I feel I got a taste of what it is like to die, to get right up to the threshold. I see many similarities between that experience and people’s accounts of NDEs. Ever since, I have not been quite so afraid of death, because if that’s what it’s like to die, there is peace on the other side.
Liberation
Finally, freedom. It was late September, and I was at a rainbow gathering. My ex dumped me. The circumstances around that weren’t great, and I didn’t handle it well. I spent three days in my own personal hell, basically, barely leaving a hammock. I don’t remember taking care of myself or my dogs during that time, although I know I did.
After I came out of the hammock, I was just drifting. I had to spend 9 days in the woods post breakup, because I didn’t have a way out on my own. On the last night, I tripped once again.
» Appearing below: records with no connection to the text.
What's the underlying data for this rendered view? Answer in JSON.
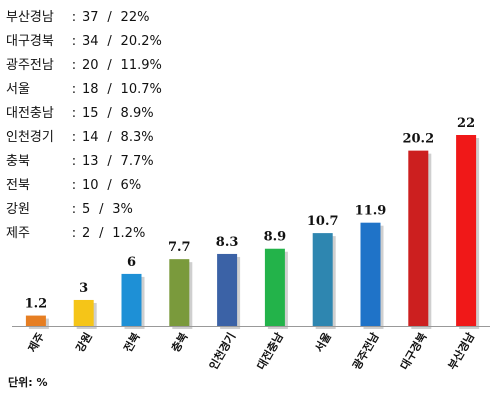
{
  "region_stats": [
    {
      "region": "부산경남",
      "count": "37",
      "percent": "22%"
    },
    {
      "region": "대구경북",
      "count": "34",
      "percent": "20.2%"
    },
    {
      "region": "광주전남",
      "count": "20",
      "percent": "11.9%"
    },
    {
      "region": "서울",
      "count": "18",
      "percent": "10.7%"
    },
    {
      "region": "대전충남",
      "count": "15",
      "percent": "8.9%"
    },
    {
      "region": "인천경기",
      "count": "14",
      "percent": "8.3%"
    },
    {
      "region": "충북",
      "count": "13",
      "percent": "7.7%"
    },
    {
      "region": "전북",
      "count": "10",
      "percent": "6%"
    },
    {
      "region": "강원",
      "count": "5",
      "percent": "3%"
    },
    {
      "region": "제주",
      "count": "2",
      "percent": "1.2%"
    }
  ],
  "unit_label": "단위: %",
  "chart_data": {
    "type": "bar",
    "categories": [
      "제주",
      "강원",
      "전북",
      "충북",
      "인천경기",
      "대전충남",
      "서울",
      "광주전남",
      "대구경북",
      "부산경남"
    ],
    "values": [
      1.2,
      3,
      6,
      7.7,
      8.3,
      8.9,
      10.7,
      11.9,
      20.2,
      22
    ],
    "value_labels": [
      "1.2",
      "3",
      "6",
      "7.7",
      "8.3",
      "8.9",
      "10.7",
      "11.9",
      "20.2",
      "22"
    ],
    "bar_colors": [
      "#e67e22",
      "#f5c518",
      "#1e90d6",
      "#7a9a3c",
      "#3b62a6",
      "#23b34a",
      "#2e86b0",
      "#1f73c8",
      "#cc1f1f",
      "#f01818"
    ],
    "ylim": [
      0,
      22
    ],
    "grid": false,
    "legend": "none"
  }
}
I’d been avoiding it until then because I felt I was in the wrong headspace. When I was offered acid that night, my intuition said “Now.” So I did.
Honestly, it was a super fun night. No crazy peak, no mystical experience. Just being present and having fun. We played some werewolf whodunnit game that I was terrible at because…acid. It’s hard to lie on acid.
During the comedown, while I was lying down, looking at the stars through the treetops, the sky now faintly glowing with impending sunlight, I realized that I was free. Not only was I free, but so was my ex. I was free to be me, and he was free to be him. And it was beautiful. In that moment, it felt like I emerged. I came home to myself. My shackles fell away. I was free.
“Me” wasn’t something I could escape from, and I didn’t have to. I could do what I wanted with it. I could love myself and cultivate happiness anywhere, no matter what. I could be okay. And I promised myself that I would never let anything break me again. That I would use my pain to forge stronger steel.
I have come to understand that that feeling I had when I remembered I was free, that is the signal that I was given access to on the night of my second profound trip. It is that signal I follow that leads me to truth. Although it must be followed with discernment, as the signal is prone to interference.
Final thoughts
These experiences made me who I am now. They are the reason I walk with the sense of integrity I now hold, and why I feel driven to love others, no matter who they are or what they’ve done. Why I can look at any religious traditions, spiritual schools of thought, or philosophies and understand them, because they all contain traces of what I tasted during these experiences.
Ever since I came home to myself, I have been much the same, but fundamentally different. The hole that I was trying to fill with romantic love, I filled with possibility.